We also want to have the read only permission to Logistic directory for Finance_Group, so let's set the permission as well.
sudo setfacl g:Finance_Group:r-x Logistic/
sudo setfacl d:Finance_Group:r-x Logistic/

Also, the Administration directory must have read and execute permission to others as well, which is r-x mode by default.

So, we are done with the permission, now it is time to share the directories. To share the directory, we need to edit the smb.conf file and share the directories as shown below

[global]
        server string = %h server (Samba, Ubuntu)
        server role = standalone server
        map to guest = Bad User
        obey pam restrictions = Yes
        pam password change = Yes
        passwd program = /usr/bin/passwd %u
        passwd chat = *Enter\snew\s*\spassword:* %n\n *Retype\snew\s*\spassword:* %n\n *password\supdated\ssuccessfully* .
        unix password sync = Yes
        syslog = 0
        log file = /var/log/samba/log.%m
        max log size = 1000
        unix extensions = No
        dns proxy = No
        usershare allow guests = Yes
        panic action = /usr/share/samba/panic-action %d
        idmap config * : backend = tdb
        wide links = Yes

[Engineering]
        comment = "Share Engineering directory"
        path = /home/Engineering
        read only = No

[Administration]
        path = /home/Administration/
        read only = No

So, now you are done with Sharing and setting the permission, it's time to test our setup.
Open your window machine and access the Samba server as shown below, as my server IP is 192.168.10.4 as shown below














So, let us click to Administration directory, When I clicked to Administration directory, it prompt me to enter the network credentials.  Let us try to login to our server using kkhadka username and it's password., as kkhadka has the permission to access the Finance folder with read and write permission and Logistic with only read permission.
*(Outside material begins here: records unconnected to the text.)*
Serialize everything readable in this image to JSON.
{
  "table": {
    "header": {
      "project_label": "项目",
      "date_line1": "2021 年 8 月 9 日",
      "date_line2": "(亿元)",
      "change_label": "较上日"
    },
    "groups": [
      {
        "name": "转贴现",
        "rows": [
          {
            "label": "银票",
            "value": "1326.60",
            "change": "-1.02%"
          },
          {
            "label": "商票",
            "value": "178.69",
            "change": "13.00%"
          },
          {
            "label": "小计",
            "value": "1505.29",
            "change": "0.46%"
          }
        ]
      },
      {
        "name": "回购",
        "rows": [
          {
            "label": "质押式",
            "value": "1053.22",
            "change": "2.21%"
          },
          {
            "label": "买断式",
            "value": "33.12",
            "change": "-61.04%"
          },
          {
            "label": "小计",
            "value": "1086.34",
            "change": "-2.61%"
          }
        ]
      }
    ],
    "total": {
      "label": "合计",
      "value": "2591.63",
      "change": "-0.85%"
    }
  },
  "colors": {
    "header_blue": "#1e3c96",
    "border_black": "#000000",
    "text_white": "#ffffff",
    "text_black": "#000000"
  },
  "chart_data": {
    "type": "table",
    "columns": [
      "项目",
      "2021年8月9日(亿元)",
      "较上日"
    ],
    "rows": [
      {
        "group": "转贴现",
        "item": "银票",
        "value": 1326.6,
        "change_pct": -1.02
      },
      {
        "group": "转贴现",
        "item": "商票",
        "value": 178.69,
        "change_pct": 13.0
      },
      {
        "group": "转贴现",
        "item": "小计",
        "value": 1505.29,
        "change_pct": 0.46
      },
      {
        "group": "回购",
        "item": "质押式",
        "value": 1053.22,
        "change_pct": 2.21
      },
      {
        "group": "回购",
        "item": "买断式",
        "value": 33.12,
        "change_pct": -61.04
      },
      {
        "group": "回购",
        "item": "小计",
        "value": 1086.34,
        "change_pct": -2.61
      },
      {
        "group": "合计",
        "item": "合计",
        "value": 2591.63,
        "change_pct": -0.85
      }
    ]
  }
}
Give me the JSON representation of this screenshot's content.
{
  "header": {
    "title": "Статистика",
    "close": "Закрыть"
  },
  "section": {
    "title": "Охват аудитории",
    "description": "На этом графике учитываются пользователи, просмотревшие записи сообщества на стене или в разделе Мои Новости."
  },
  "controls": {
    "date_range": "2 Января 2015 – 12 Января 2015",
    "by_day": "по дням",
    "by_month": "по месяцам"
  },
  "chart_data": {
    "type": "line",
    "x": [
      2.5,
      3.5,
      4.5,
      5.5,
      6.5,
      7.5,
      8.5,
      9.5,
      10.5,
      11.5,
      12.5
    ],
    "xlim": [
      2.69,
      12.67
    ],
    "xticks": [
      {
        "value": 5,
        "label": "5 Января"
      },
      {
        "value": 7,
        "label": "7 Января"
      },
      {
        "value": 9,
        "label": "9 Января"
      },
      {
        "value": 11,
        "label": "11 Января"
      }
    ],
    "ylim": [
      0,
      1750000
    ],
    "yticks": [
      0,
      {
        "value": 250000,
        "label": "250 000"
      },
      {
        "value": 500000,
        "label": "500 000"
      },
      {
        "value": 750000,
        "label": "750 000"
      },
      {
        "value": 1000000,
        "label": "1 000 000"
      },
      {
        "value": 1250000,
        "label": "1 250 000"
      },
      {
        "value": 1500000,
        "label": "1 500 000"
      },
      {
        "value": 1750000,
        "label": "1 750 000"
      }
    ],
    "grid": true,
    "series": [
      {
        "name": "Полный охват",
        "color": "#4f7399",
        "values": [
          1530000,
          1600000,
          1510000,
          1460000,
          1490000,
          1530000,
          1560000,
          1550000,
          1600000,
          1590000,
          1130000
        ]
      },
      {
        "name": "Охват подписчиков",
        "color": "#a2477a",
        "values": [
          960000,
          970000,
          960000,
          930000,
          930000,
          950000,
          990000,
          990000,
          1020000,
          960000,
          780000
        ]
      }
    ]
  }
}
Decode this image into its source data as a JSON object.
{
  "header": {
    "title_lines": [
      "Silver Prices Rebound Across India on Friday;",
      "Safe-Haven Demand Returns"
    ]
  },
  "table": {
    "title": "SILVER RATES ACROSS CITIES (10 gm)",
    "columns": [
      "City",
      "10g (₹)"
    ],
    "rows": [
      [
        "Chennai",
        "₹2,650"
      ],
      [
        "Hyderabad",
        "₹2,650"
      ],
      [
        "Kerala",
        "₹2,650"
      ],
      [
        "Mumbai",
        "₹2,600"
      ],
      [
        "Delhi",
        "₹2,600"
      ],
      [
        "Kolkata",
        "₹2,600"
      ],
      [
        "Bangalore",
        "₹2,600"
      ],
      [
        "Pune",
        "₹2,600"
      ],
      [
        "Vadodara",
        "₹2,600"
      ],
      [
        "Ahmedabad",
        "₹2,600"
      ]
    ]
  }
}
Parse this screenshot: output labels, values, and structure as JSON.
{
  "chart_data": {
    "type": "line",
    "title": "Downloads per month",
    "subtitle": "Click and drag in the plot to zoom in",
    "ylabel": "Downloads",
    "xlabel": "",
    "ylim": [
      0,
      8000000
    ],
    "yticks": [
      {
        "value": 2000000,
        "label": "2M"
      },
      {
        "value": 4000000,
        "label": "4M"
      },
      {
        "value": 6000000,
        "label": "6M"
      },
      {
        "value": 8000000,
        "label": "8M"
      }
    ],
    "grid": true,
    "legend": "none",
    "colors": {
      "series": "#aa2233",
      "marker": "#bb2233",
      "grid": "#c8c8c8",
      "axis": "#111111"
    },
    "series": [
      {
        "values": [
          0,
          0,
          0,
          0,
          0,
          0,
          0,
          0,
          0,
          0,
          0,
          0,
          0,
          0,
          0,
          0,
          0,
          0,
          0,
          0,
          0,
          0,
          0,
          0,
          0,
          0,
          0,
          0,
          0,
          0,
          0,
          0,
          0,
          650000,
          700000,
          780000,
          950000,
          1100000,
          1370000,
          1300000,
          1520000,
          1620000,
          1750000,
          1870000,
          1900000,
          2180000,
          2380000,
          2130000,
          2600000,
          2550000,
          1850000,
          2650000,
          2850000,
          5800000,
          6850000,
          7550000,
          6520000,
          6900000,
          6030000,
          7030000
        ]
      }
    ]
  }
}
After entering the valid credentials, I was able to login and access the Finance folder as shown below.

But when I try to access the HR folder, with same credentials, as window OS remember our credentials, I was denied to access the HR Folder.


So, that's it on setting up the Samba server as a standalone File server, We can do much more with samba server, we can set up a samba server as a PDC(Primary Domain Controller) and much more, to explore more about samba server please visit samba documentation.